Sa virtuosité stylistique et la richesse de ses intrigues font de son œuvre un
monument de la littérature universelle.
Tant pis si l'idée apparait à l'évidence autant incongrue que loufoque :
Gnoméo et Juliette entreprend donc de transposer le fameux grand classique
de la littérature anglo-saxonne dans le monde, somme toute spécial, des nains de
jardins Ce dernier est, en effet, pour certains le symbole exacerbé de la notion
de propriété et pour d'autres, la représentation ultime du kitsch. Figure
souvent positive, le nain apparait, peu ou prou, dans toutes les mythologies, à
commencer par le dieu grec de la fécondité, Priape, fils de Dionysos, dieu de
l'ivresse et de la jouissance, et d'Aphrodite, déesse de la beauté et de
l'amour. Mais le renouveau et l'essor de ces lutins horticoles remonte
véritablement au Moyen Age en Turquie et plus précisément en Cappadoce. Le
sous-sol très riche de cette région est, en effet, réputé peu praticable du fait
la dureté des matériaux et de l'étroitesse des galeries. Seuls des hommes de
petite taille, des Pygmées en l'occurrence, peuvent ainsi y travailler. Il sont
alors habillés de couleurs vives et coiffés d'un bonnet pour être plus
facilement repérés en cas d'éboulis. Personnages des profondeurs, ils
constituent, peu à peu, un peuple mystérieux et étrange, auquel le commun des
mortels finit vite par attribuer des pouvoirs magiques, censés être utiles pour
exorciser les maléfices venus de leurs contacts avec les démons du centre de la
terre. Les exploitants des mines n'ont alors pas tarder à faire réaliser des
figurines à leurs effigies, modelées en terre. Le "nain de jardin" est presque
né !
Mais le véritable pays d'adoption du nain de jardin reste l'Allemagne, où il
s'en produit deux millions d'exemplaires par an, dont une bonne moitié est
destinée à l'export. 27 millions de gnomes à bonnet rouge -ou non- squattent
actuellement les jardinets fleuris du monde entier ! L'expansion de ces héros
des plates-bandes se doit d'ailleurs à un Britannique de passage en Allemagne.

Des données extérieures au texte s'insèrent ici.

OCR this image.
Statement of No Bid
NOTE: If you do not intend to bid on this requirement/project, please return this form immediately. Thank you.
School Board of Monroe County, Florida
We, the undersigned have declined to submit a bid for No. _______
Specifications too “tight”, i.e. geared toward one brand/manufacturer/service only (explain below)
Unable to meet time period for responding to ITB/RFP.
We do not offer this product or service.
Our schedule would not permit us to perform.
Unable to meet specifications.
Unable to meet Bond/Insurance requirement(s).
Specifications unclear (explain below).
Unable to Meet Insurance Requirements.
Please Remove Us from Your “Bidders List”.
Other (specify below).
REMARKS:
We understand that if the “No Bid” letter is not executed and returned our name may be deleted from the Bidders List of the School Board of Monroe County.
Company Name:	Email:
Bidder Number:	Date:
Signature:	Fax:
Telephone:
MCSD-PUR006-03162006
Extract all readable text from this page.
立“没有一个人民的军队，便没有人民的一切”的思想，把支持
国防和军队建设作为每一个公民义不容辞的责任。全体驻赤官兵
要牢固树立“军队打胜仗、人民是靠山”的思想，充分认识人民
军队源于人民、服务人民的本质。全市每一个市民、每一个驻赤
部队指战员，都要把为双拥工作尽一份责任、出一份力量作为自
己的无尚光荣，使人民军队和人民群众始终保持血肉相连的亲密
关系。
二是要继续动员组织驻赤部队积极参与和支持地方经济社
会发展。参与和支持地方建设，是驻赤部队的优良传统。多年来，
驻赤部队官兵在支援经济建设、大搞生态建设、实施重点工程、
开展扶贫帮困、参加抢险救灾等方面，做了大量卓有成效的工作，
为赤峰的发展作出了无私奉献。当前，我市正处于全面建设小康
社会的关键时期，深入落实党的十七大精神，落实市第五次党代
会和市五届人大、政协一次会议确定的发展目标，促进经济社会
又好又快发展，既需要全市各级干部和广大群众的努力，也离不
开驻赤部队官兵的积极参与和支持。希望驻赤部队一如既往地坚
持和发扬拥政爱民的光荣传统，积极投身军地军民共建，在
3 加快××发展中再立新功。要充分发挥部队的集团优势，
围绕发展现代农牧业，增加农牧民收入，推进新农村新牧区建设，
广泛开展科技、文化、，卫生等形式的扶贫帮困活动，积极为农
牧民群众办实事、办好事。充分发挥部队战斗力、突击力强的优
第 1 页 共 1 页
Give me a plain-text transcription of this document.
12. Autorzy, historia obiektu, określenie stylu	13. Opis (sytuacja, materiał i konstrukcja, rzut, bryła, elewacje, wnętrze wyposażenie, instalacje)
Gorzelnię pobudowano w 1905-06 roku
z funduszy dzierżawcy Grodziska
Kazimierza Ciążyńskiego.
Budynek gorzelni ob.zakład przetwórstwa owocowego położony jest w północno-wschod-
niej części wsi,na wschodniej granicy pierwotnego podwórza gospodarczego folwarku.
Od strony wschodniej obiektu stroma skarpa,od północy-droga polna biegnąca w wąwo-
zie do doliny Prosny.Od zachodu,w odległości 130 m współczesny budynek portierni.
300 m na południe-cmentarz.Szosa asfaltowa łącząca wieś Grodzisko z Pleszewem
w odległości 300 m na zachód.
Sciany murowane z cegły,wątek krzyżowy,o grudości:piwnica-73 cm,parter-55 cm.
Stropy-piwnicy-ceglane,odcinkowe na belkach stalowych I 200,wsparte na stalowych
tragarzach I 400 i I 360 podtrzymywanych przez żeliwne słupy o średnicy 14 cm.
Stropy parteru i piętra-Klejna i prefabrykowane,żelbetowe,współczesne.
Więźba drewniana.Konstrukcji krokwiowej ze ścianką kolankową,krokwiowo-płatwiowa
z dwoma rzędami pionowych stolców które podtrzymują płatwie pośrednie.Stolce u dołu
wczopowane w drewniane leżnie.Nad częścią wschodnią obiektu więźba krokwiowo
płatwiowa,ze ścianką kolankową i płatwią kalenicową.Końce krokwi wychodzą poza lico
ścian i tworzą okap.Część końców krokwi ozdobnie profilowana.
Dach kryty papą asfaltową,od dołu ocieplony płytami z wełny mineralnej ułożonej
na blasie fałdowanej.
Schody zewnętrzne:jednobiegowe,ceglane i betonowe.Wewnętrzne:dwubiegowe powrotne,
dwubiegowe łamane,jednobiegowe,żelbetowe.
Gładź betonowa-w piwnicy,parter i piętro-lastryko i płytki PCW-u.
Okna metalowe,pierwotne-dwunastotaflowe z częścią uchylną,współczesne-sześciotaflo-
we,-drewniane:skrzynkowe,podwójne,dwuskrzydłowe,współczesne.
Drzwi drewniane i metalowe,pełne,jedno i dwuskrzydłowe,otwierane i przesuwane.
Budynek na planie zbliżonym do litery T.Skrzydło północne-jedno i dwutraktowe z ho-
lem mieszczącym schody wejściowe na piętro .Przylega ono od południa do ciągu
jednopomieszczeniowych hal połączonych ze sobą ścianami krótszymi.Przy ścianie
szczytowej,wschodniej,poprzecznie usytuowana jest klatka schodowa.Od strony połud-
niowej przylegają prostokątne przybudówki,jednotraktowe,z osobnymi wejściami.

En 1847, Sir Charles Isham découvre, en effet, ces ornements en terre cuite et
en rapporte 21 pour son jardin du Northamptonshire : la perfide Albion se prend
alors de passion et transmet son "vice" à la planète toute entière...
Imaginant digérer son héritage génétique pour le moins dense, Gnoméo et Juliette tourne autour de trois grands principes. Il entend d'abord se moquer, plus ou moins subtilement, de la pièce de Shakespeare. Il tente ensuite de rendre attachants ses personnages emblématique au travers d'une histoire universelle. Il espère enfin profiter pleinement de l'univers musical d'Elton John.
Dans ce bilan, l'humour est assurément l'élément le plus décevant du film. Parfois plutôt réussi mais souvent totalement raté, il laisse pantois le spectateur. Ainsi, certains de ses aspects comme ceux présents dans l'ouverture de l'opus relèvent de très bonnes idées, offrant des moments à la fois drôle et moqueurs sans jamais sombrer dans le graveleux. Le personnage de la grenouille est, à ce titre, savoureux avec ses répliques détonantes et sa vision des choses somme toute particulière. Au contraire, le mauvais goût est atteint et dépassé de trop nombreuses fois à l'image du nain qui se balade en string ou de l'idée mal-maitrisée de faire disserter la statue de Shakespeare sur son œuvre.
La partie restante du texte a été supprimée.